THIS OPINION HAS NO PRECEDENTIAL VALUE. IT SHOULD NOT BE CITED OR RELIED ON AS PRECEDENT IN ANY PROCEEDING EXCEPT AS PROVIDED BY RULE 268(d)(2), SCACR.
THE STATE OF SOUTH CAROLINA
In The Court of Appeals
The State, Respondent,
Antonio Moultrie, Appellant.
Appeal From Charleston County
G. Edward Welmaker, Circuit Court Judge
Unpublished Opinion No. 2011-UP-543
Submitted November 1, 2011 – Filed December 5, 2011
Chief Appellate Defender Robert M. Dudek, of Columbia, for Appellant.
Attorney General Alan Wilson, Chief Deputy Attorney General John W. McIntosh, Assistant Deputy Attorney General Donald J. Zelenka, and Assistant Attorney General Alphonso Simon, Jr., all of Columbia; and Solicitor Scarlett A. Wilson, of Charleston, for Respondent.

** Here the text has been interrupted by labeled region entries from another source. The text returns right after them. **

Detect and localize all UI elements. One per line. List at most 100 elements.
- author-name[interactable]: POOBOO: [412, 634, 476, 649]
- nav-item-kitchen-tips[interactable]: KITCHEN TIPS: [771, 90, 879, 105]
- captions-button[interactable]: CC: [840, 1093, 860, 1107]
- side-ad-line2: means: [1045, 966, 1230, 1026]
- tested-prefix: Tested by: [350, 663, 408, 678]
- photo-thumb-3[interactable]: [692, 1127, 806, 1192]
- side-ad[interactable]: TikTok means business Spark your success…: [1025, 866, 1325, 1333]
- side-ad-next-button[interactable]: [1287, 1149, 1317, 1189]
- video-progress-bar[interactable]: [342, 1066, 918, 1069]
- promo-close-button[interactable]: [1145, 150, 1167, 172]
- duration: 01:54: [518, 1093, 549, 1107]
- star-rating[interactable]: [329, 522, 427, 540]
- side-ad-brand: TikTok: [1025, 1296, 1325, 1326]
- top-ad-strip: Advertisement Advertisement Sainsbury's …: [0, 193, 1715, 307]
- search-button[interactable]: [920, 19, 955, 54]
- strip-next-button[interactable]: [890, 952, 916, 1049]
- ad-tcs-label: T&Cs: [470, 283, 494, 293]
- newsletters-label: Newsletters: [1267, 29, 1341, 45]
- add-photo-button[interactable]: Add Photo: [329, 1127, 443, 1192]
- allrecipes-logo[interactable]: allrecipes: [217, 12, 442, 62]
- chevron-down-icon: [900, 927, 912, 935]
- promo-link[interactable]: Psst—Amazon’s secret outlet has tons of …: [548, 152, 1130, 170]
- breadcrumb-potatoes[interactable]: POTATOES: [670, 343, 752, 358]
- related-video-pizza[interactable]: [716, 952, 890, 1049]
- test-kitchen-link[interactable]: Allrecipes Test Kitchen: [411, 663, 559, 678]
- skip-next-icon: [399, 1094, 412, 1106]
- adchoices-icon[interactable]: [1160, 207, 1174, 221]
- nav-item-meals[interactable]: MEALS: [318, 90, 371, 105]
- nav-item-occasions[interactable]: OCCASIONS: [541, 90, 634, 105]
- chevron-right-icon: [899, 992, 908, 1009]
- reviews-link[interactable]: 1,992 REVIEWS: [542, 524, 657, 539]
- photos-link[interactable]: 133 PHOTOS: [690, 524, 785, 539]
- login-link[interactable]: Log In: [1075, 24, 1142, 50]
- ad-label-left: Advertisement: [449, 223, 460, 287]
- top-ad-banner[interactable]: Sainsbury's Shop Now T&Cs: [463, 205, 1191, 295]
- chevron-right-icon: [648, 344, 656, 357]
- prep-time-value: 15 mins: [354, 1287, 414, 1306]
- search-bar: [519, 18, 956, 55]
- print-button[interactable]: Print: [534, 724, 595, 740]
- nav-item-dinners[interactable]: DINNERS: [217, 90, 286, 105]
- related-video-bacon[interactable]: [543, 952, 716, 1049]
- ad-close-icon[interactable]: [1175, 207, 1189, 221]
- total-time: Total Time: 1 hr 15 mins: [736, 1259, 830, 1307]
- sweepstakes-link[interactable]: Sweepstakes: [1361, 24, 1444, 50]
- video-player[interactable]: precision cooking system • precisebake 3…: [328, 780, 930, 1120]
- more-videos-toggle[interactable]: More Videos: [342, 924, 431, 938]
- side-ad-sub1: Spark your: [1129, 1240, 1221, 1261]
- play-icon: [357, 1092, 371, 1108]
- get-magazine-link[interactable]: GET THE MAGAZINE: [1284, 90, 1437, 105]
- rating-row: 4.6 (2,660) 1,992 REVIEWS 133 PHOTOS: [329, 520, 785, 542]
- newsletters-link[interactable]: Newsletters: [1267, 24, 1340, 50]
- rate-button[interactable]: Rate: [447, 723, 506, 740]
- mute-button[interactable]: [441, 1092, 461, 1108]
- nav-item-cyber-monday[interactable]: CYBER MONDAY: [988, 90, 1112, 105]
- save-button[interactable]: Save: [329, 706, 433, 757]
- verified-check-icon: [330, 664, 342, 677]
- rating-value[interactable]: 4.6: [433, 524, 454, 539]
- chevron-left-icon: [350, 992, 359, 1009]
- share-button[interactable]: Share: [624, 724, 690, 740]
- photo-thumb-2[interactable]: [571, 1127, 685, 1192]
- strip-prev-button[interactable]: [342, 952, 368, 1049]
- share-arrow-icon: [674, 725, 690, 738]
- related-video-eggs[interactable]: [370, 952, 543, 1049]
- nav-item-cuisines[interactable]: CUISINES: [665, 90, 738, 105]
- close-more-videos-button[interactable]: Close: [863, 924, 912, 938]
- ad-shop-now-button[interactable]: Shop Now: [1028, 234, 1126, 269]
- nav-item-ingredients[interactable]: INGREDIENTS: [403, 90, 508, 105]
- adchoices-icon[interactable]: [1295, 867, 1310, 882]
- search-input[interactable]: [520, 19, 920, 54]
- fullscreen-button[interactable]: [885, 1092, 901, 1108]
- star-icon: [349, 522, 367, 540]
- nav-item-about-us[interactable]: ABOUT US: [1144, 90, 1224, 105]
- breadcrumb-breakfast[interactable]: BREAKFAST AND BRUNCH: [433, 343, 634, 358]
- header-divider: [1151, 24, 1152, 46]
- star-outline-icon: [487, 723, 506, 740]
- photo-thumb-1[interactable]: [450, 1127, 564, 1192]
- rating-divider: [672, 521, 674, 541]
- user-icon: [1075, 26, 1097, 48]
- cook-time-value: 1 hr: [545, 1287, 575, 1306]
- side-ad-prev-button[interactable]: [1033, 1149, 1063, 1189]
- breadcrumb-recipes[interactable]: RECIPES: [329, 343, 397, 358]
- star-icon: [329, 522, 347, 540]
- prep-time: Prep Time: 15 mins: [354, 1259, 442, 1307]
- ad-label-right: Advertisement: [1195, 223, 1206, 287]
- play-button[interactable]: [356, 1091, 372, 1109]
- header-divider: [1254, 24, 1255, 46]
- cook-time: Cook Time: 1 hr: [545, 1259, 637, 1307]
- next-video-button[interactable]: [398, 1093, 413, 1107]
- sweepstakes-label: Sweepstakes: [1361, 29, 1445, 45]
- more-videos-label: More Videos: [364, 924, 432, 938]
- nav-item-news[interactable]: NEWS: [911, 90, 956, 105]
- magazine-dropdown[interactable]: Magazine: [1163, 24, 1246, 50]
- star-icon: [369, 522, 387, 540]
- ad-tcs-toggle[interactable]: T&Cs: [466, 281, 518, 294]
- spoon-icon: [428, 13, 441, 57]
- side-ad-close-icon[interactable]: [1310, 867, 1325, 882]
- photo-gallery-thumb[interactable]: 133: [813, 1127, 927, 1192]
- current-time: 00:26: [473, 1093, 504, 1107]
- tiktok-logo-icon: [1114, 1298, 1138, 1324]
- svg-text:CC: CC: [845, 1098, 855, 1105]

PER CURIAM: Antonio Moultrie appeals his conviction for murder, arguing the circuit court erred in admitting portions of a recording of a 911 call made by the victim just after being stabbed. We affirm pursuant to Rule 220(b)(1), SCACR, and the following authorities: Crawford v. Washington, 541 U.S. 36, 53-54 (2004) (finding the Confrontation Clause of the Sixth Amendment bars "admission of testimonial statements of a witness who did not appear at trial unless he was unavailable to testify, and the defendant had had a prior opportunity for cross-examination"); Davis v. Washington, 547 U.S. 813, 822 (2006) ("Statements are nontestimonial when made in the course of police interrogation under circumstances objectively indicating that the primary purpose of the interrogation is to enable police assistance to meet an ongoing emergency."); Rule 803, SCRE ("The following are not excluded by the hearsay rule . . . (1) Present Sense Impression. A statement describing or explaining an event or condition made while the declarant was perceiving the event or condition, or immediately thereafter; (2) Excited Utterance. A statement relating to a startling event or condition made while the declarant was under the stress of excitement caused by the event or condition.").
FEW, C.J., THOMAS and KONDUROS, JJ., concur.
 We decide this case without oral argument pursuant to Rule 215, SCACR.